Dans le Cantique des cantiques, la réciprocité de l’amour est sublimée : être l’un dans l’autre. Le pape François cite souvent cette phrase d’un jésuite anonyme : « Ne pas être enfermé par le plus grand mais être contenu par le plus petit, c’est cela qui est divin. » Autrement dit, Dieu est à la fois la sphère qui englobe tout et le point qui est au centre de la sphère. C’est pourquoi dans l’Eucharistie, le tout est dans le fragment. Nous recevons en quelque sorte Dieu « pour une bouchée de pain » ! Dieu est capable de se “miniaturiser” lui-même pour que nous puissions le recevoir en nous, tout en étant plongés nous-mêmes dans un océan infini d’amour, c’est-à-dire lui-même.

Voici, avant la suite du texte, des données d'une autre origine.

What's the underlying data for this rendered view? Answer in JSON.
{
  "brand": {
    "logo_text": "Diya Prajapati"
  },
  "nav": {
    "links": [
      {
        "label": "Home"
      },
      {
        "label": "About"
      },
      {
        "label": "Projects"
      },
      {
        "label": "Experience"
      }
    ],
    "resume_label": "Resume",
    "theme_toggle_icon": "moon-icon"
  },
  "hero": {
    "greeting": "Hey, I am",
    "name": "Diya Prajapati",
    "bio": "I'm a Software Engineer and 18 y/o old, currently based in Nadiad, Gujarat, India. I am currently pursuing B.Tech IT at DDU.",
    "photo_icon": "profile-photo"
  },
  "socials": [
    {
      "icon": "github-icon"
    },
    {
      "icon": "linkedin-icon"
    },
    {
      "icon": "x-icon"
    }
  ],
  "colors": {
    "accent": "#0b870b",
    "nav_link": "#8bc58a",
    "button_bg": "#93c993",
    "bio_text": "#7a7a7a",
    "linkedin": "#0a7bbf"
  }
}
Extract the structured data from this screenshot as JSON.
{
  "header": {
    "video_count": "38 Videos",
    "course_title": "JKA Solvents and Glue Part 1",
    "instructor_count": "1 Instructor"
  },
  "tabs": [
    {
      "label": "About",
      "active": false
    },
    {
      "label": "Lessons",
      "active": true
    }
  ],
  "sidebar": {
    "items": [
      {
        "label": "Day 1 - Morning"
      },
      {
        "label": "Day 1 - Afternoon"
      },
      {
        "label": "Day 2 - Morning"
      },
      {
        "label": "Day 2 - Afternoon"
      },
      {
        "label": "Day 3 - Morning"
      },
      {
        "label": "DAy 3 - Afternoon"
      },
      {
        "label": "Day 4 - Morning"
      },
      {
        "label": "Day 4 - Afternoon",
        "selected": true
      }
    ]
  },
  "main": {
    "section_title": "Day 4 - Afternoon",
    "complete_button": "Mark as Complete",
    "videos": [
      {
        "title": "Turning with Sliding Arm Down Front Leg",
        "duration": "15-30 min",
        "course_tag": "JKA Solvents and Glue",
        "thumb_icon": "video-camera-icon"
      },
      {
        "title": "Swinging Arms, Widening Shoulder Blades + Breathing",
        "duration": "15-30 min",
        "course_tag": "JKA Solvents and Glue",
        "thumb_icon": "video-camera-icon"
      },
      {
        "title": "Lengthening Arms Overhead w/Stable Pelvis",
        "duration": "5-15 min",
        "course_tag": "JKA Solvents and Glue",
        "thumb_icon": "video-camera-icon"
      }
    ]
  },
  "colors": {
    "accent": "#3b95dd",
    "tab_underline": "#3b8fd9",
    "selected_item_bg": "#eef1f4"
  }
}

Le ciel, ce sont les autres ?

Dans La dramatique divine (Urs von Balthasar), il y a des passages magnifiques sur le ciel. Le théologien parle de l’ouverture eucharistique des consciences les unes par rapport aux autres, d’une profondeur de communion, de la manne et ses goûts merveilleux. Dans l’Eucharistie, nous sommes déjà nourris du don de soi du Christ et il devient pour nous une nourriture substantielle. Au ciel, c’est ce que nous vivrons éternellement ! La nourriture que nous recevons de Dieu, c’est Dieu lui-même, qui est don de soi, un don de soi à triple dimension, Père, Fils et Esprit Saint ! Cette nourriture intérieure de chacun permet de communiquer avec tous au sein d’une immense communauté où plus personne n’est indifférent aux autres. Chacun donne le meilleur de lui-même en reconnaissant le meilleur de l’autre, chacun étant unique.

Dieu sans barbe

L’éternité n’est pas l’absence de temps : c’est une réalité dynamique. C’est plutôt un « super temps » divin, qui est participation à l’« événement trinitaire ». Quand, dans le Credo, nous affirmons « Il est Dieu né de Dieu », il serait plus juste de dire : « Il est Dieu naissant de Dieu. » Pour Dieu, le fait d’être né n’est pas un passé, c’est un aujourd’hui. Dieu est toujours en train de s’autogénérer comme « cause de soi ». Dieu est sans cesse en génération de lui-même. Il est toujours nouveau. C’est en quelque sorte un perpétuel nouveau-né. Un philosophe contemporain a intitulé pour décrire cette réalité un livre Dieu sans barbe1 ! Voilà pourquoi Jésus nous indique qu’il nous faut redevenir comme des enfants pour entrer dans le royaume des cieux, c’est-à-dire être dans la fraîcheur d’une nouveauté où l’on a tout à apprendre. Dans le monde divin, nous serons dans une perpétuelle surprise, un émerveillement infini. Nous aurons toujours des merveilles à découvrir du côté de Dieu et du côté des autres aussi, dans une fête éternelle toujours nouvelle. Saint Basile parlait de « la danse avec les anges » à propos de ceux qui sont illuminés par l’Esprit Saint.

« Entre dans la joie de ton maître », nous dit l’Évangile. Cette joie, elle est entièrement gratuite. Le ciel, c’est la gratuité absolue !

Au moment de la mort, nous vivons un saut radical, un décollage, une assomption sur l’échelle sainte. Il ne s’agit pas du tout de « passer dans la pièce d’à côté ». La distance à franchir entre le fini et l’infini est telle qu’elle suppose une purification (voir l’article sur le purgatoire).

1. Paul Clavier, Dieu sans barbe, Collection La petite vermillon (n° 180), La Table Ronde.